You stick up for your teammates. You watch their back. You make them better. You don’t compromise the integrity of the team, the integrity of the relationships, and now I’d gone and screwed them all up. My team. His team.
Because I loved a man.
Chapter Thirteen
I wasn’t sure what I’d been expecting when I got home, but my dad had dinner ready. My favorite—spaghetti. His one specialty that didn’t involve the grill. A sure sign he was making an effort to mend things between us.
While I’d been confronting him in his office the other night, I’d thought, for a split second, about threatening to go stay with my mom. I’d never used that tactic before, mostly because my mom made it clear I was always welcomed to stay with her anytime I wanted, but I was never, under any circumstances, to use her house as an escape to avoid dealing with my dad. From the beginning of their break-up, they’d been united in their insistence that I never use one of them against the other, and I’d never been tempted to until
he’d informed me I couldn’t see Jamie anymore.
Walking into the house, permeating with the aroma of oregano and basil, I was glad I hadn’t crossed that line, which would have only compounded an already complicated situation. At least I’d made one good decision over the last forty-eight hours, one not based purely on emotion.
“Smells good,” I said, letting my gym bag plop onto the kitchen tiles as I slid onto one of the stools. A huge green salad sat on the counter and I picked a cucumber out of the bowl.

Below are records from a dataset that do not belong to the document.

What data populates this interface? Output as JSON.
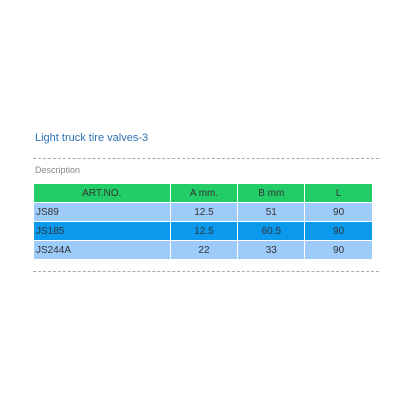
{
  "header": {
    "title": "Light truck tire valves-3",
    "section": "Description"
  },
  "table": {
    "columns": [
      "ART.NO.",
      "A mm.",
      "B mm",
      "L"
    ],
    "rows": [
      [
        "JS89",
        "12.5",
        "51",
        "90"
      ],
      [
        "JS185",
        "12.5",
        "60.5",
        "90"
      ],
      [
        "JS244A",
        "22",
        "33",
        "90"
      ]
    ]
  }
}
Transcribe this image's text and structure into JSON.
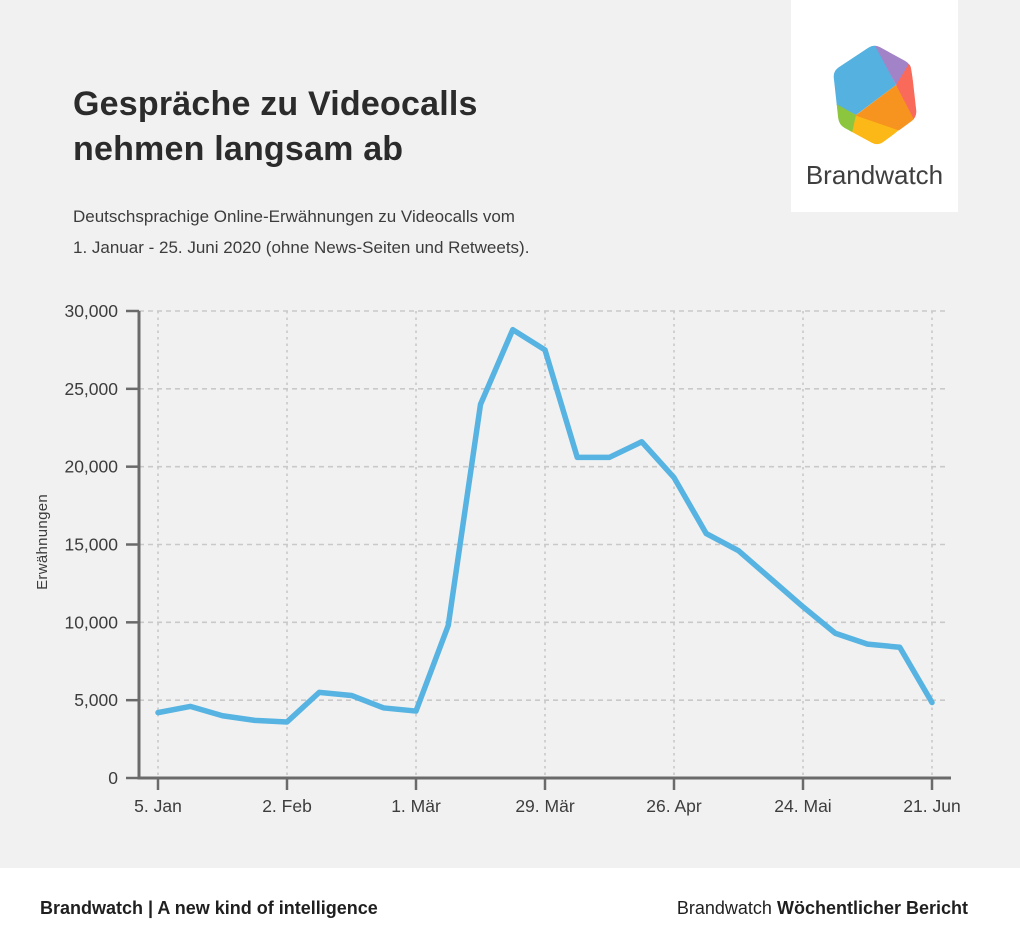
{
  "header": {
    "title_lines": [
      "Gespräche zu Videocalls",
      "nehmen langsam ab"
    ],
    "subtitle_lines": [
      "Deutschsprachige Online-Erwähnungen zu Videocalls vom",
      "1. Januar - 25. Juni 2020 (ohne News-Seiten und Retweets)."
    ]
  },
  "logo": {
    "brand": "Brandwatch",
    "hex_colors": {
      "blue": "#54b1e0",
      "purple": "#a283c8",
      "red": "#f96a5b",
      "orange": "#f79420",
      "yellow": "#fcb816",
      "green": "#8cc63f"
    }
  },
  "chart_data": {
    "type": "line",
    "title": "Gespräche zu Videocalls nehmen langsam ab",
    "xlabel": "",
    "ylabel": "Erwähnungen",
    "x": [
      "5. Jan",
      "12. Jan",
      "19. Jan",
      "26. Jan",
      "2. Feb",
      "9. Feb",
      "16. Feb",
      "23. Feb",
      "1. Mär",
      "8. Mär",
      "15. Mär",
      "22. Mär",
      "29. Mär",
      "5. Apr",
      "12. Apr",
      "19. Apr",
      "26. Apr",
      "3. Mai",
      "10. Mai",
      "17. Mai",
      "24. Mai",
      "31. Mai",
      "7. Jun",
      "14. Jun",
      "21. Jun"
    ],
    "series": [
      {
        "name": "Erwähnungen",
        "values": [
          4200,
          4600,
          4000,
          3700,
          3600,
          5500,
          5300,
          4500,
          4300,
          9800,
          24000,
          28800,
          27500,
          20600,
          20600,
          21600,
          19300,
          15700,
          14600,
          12800,
          11000,
          9300,
          8600,
          8400,
          4850
        ]
      }
    ],
    "ylim": [
      0,
      30000
    ],
    "yticks": [
      0,
      5000,
      10000,
      15000,
      20000,
      25000,
      30000
    ],
    "ytick_labels": [
      "0",
      "5,000",
      "10,000",
      "15,000",
      "20,000",
      "25,000",
      "30,000"
    ],
    "xtick_indices": [
      0,
      4,
      8,
      12,
      16,
      20,
      24
    ],
    "xtick_labels": [
      "5. Jan",
      "2. Feb",
      "1. Mär",
      "29. Mär",
      "26. Apr",
      "24. Mai",
      "21. Jun"
    ],
    "grid": true,
    "legend": false,
    "line_color": "#57b3e1"
  },
  "footer": {
    "left": "Brandwatch | A new kind of intelligence",
    "right_regular": "Brandwatch",
    "right_bold": "Wöchentlicher Bericht"
  },
  "colors": {
    "background": "#f1f1f1",
    "card": "#ffffff",
    "accent_line": "#57b3e1"
  }
}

“Thought you’d probably be hungry,” he said, grabbing a couple of plates from the cabinet and setting them on the counter. “How was practice?”
“Good,” I said. Crunching the cucumber, I reached for a sliver of carrot. They looked hand cut and not the kind from the bag. He’d gone to a lot of trouble.
He also wasn’t fooled. He was well aware I’d had a rough couple of days, and I was aware he had too. If I were being objective, I would have to admit my dad was an extremely fair-minded man. He was always willing to give someone a second chance. He didn’t set arbitrary rules. He strove to instill loyalty in his men as a matter of character, and Jamie’s disobedience was an affront to my dad’s ability to inspire that depth of loyalty, including my own. This wasn’t just Jamie’s failure; it was his too.
“Thanks for cooking,” I said after he’d dished me a plate of noodles and sauce. It was as close to an apology as I willing to give. Because my dad was right. Seeing Donovan’s reaction had only brought that home. Donovan was right to be angry. Jamie was right to put an end to us, even if it was only temporary. And here I was thinking I was all grown-up, when I was still making little girl decisions.